Cutting Matta-Clark: The Anarchitecture Investigation is a detective story. It relentlessly pursues the legendary but invisible Anarchitecture Group show and Gordon Matta-Clark’s celebrated, hyper-visible, yet equally misunderstood building cuts. Of all the shows at the fabled 112 Greene Street space—an epicenter of New York’s downtown art scene in the 1970s—the Anarchitecture Group show of March 1974 is a constant reference point in discussion, despite the almost complete lack of evidence about it. It has become a foundational myth. Gordon Matta-Clark was supposedly the ringleader of an extended series of meetings with fellow artists that operated as a kind of collective research seminar challenging all conventional understandings of architecture. The meetings of this so-called Anarchitecture Group culminated in the exhibition as an anonymous statement in unlabeled photographs. But did it actually happen? It exists only through oblique archival traces and the conflicting memories of the participants. An unprecedented dossier of unpublished archival evidence is assembled here and subjected to ever deeper forensic analysis—cutting into both the concepts and the cuts to see what the elusive, mysterious, seductive, yet viral word Anarchitecture offers us today.

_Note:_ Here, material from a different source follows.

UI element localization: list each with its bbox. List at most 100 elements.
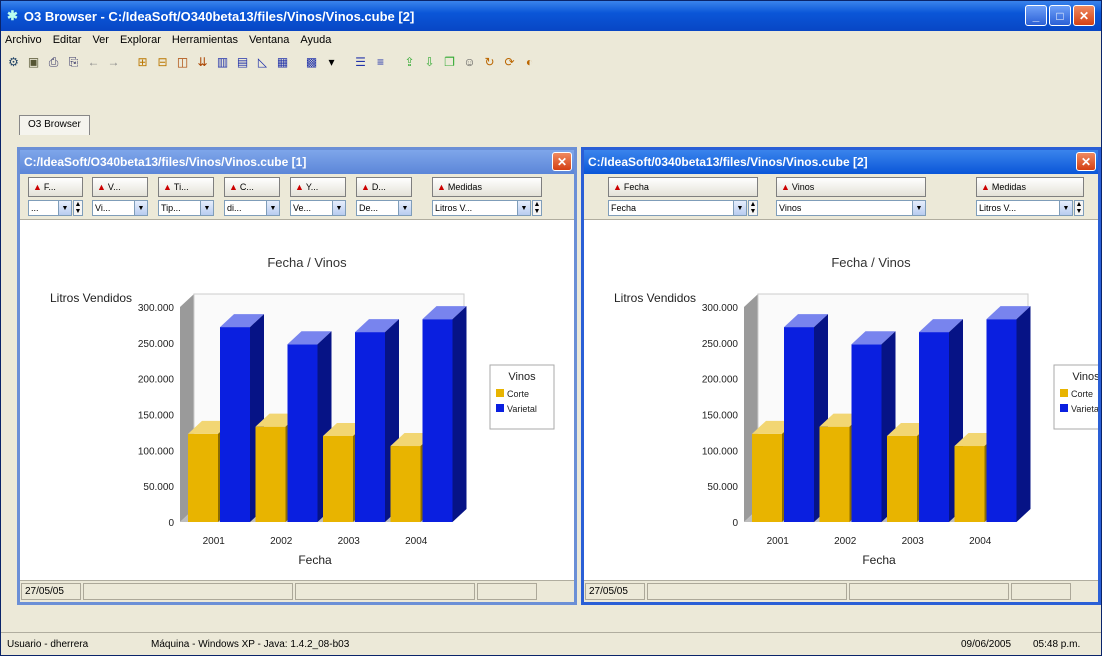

Contains interviews with Tina Girouard, Jene Highstein, Dickie Landry, Jeffrey Lew, Richard Nonas, Bernard Kirschenbaum, and Susan Weil Kirschenbaum.

Details

Artist: Gordon Matta-Clark

Contributors: Mark Wigley

Publication Date: 2018

ISBN: 9783037784273

Retail: $39 | £30

Status: Not Available

Binding: Softcover

Dimensions: 6 1/2 x 9 1/2 in | 16.5 x 24.1 cm

Pages: 528

Reproductions: 813 color

Artist and Contributors

Gordon Matta-Clark

A central figure of the downtown New York art scene in the 1970s, Gordon Matta-Clark (1943–1978) pioneered a radical approach to art making that directly engaged the urban environment and the communities within it, including large-scale architectural interventions in which he physically cut through buildings slated for demolition. His work transcended the genres of performance, conceptual, process, and land art, and made him one of the most innovative and influential artists of his generation.